I sat back down in my chair to finish my reading. All was quiet for a minute or so and then dad turned to me and said, “What kind of research are you doing?”
“Uh…you know, research-research for my next story.”
“Oh. Sounds interesting. Tell me more about it.”
“Well, you know, uh, research about things that I need to look up and find out and that kind of sort of thing.”
He put his crossword puzzle down. A dangerous sign. I put my nose deep in my book.
“What did you get thirteen of in the mail today?” He took another track.
I pretended innocence. “What? In the mail? Oh, that, well, it was a few books. For my research.” I smiled and lowered my eyes back to the page.

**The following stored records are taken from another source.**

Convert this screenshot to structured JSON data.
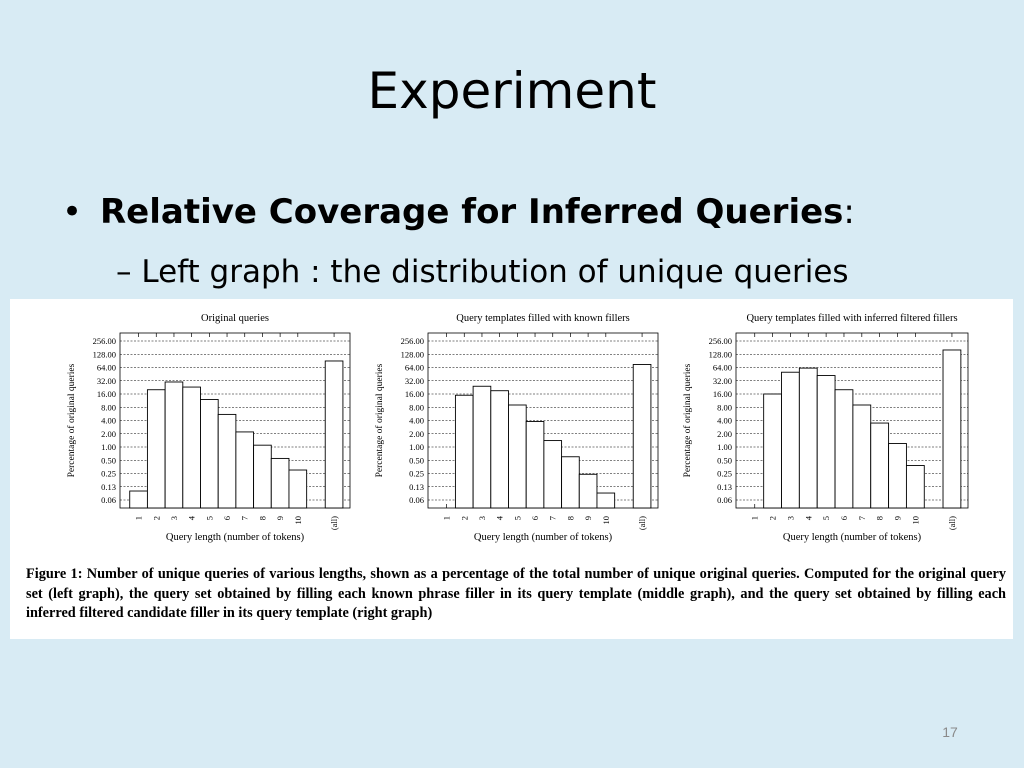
{
  "slide": {
    "title": "Experiment",
    "bullet": {
      "marker": "•",
      "bold": "Relative Coverage for Inferred Queries",
      "suffix": ":"
    },
    "sub_bullet": "– Left graph :  the distribution of unique queries",
    "page_number": "17"
  },
  "figure": {
    "caption": "Figure 1:  Number of unique queries of various lengths, shown as a percentage of the total number of unique original queries. Computed for the original query set (left graph), the query set obtained by filling each known phrase filler in its query template (middle graph), and the query set obtained by filling each inferred filtered candidate filler in its query template (right graph)"
  },
  "chart_data": [
    {
      "type": "bar",
      "title": "Original queries",
      "xlabel": "Query length (number of tokens)",
      "ylabel": "Percentage of original queries",
      "y_scale": "log2",
      "yticks": [
        "256.00",
        "128.00",
        "64.00",
        "32.00",
        "16.00",
        "8.00",
        "4.00",
        "2.00",
        "1.00",
        "0.50",
        "0.25",
        "0.13",
        "0.06"
      ],
      "categories": [
        "1",
        "2",
        "3",
        "4",
        "5",
        "6",
        "7",
        "8",
        "9",
        "10",
        "(all)"
      ],
      "values": [
        0.1,
        20,
        30,
        23,
        12,
        5.5,
        2.2,
        1.1,
        0.55,
        0.3,
        90
      ]
    },
    {
      "type": "bar",
      "title": "Query templates filled with known fillers",
      "xlabel": "Query length (number of tokens)",
      "ylabel": "Percentage of original queries",
      "y_scale": "log2",
      "yticks": [
        "256.00",
        "128.00",
        "64.00",
        "32.00",
        "16.00",
        "8.00",
        "4.00",
        "2.00",
        "1.00",
        "0.50",
        "0.25",
        "0.13",
        "0.06"
      ],
      "categories": [
        "1",
        "2",
        "3",
        "4",
        "5",
        "6",
        "7",
        "8",
        "9",
        "10",
        "(all)"
      ],
      "values": [
        null,
        15,
        24,
        19,
        9,
        3.8,
        1.4,
        0.6,
        0.24,
        0.09,
        75
      ]
    },
    {
      "type": "bar",
      "title": "Query templates filled with inferred filtered fillers",
      "xlabel": "Query length (number of tokens)",
      "ylabel": "Percentage of original queries",
      "y_scale": "log2",
      "yticks": [
        "256.00",
        "128.00",
        "64.00",
        "32.00",
        "16.00",
        "8.00",
        "4.00",
        "2.00",
        "1.00",
        "0.50",
        "0.25",
        "0.13",
        "0.06"
      ],
      "categories": [
        "1",
        "2",
        "3",
        "4",
        "5",
        "6",
        "7",
        "8",
        "9",
        "10",
        "(all)"
      ],
      "values": [
        null,
        16,
        50,
        62,
        42,
        20,
        9,
        3.5,
        1.2,
        0.38,
        160
      ]
    }
  ]
}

Dad persisted. “Research books? What kind?”
I smiled too brightly, “You know, books, plain ol’ books. Nothing special.”
He got that look in his eye. “Books? When I ask you what you do all day and you say ‘research,’ are you really just reading a book?”
I arch my brow and cock my head, “Certainly not! I am doing important research for my job.”
He stared at me and tapped his pencil on the folded paper. I smiled steadily and serenely. He couldn’t think of anything to say. I had him stumped.
Finally, he cleared his throat, “What you really mean is that sometimes you read all day and call it research.”
Chin held high, I haughtily replied, “What I mean is, I am busy at work researching. You know, I look at the sentence structure and the introductions. As a writer, I have to see how others are writing.”
He pondered a moment, “Ah…I see. How can you tell the difference?”
I tried the vacant look. I sipped my hot chocolate and waited for him to continue.
He repeated, “How. Do. You. Know. when you are just reading and when you are researching?”
In triumph I raised an eyebrow and gave him his favorite answer, “Yes.”
Silent moments piled up.
I spent that night “researching” on the couch.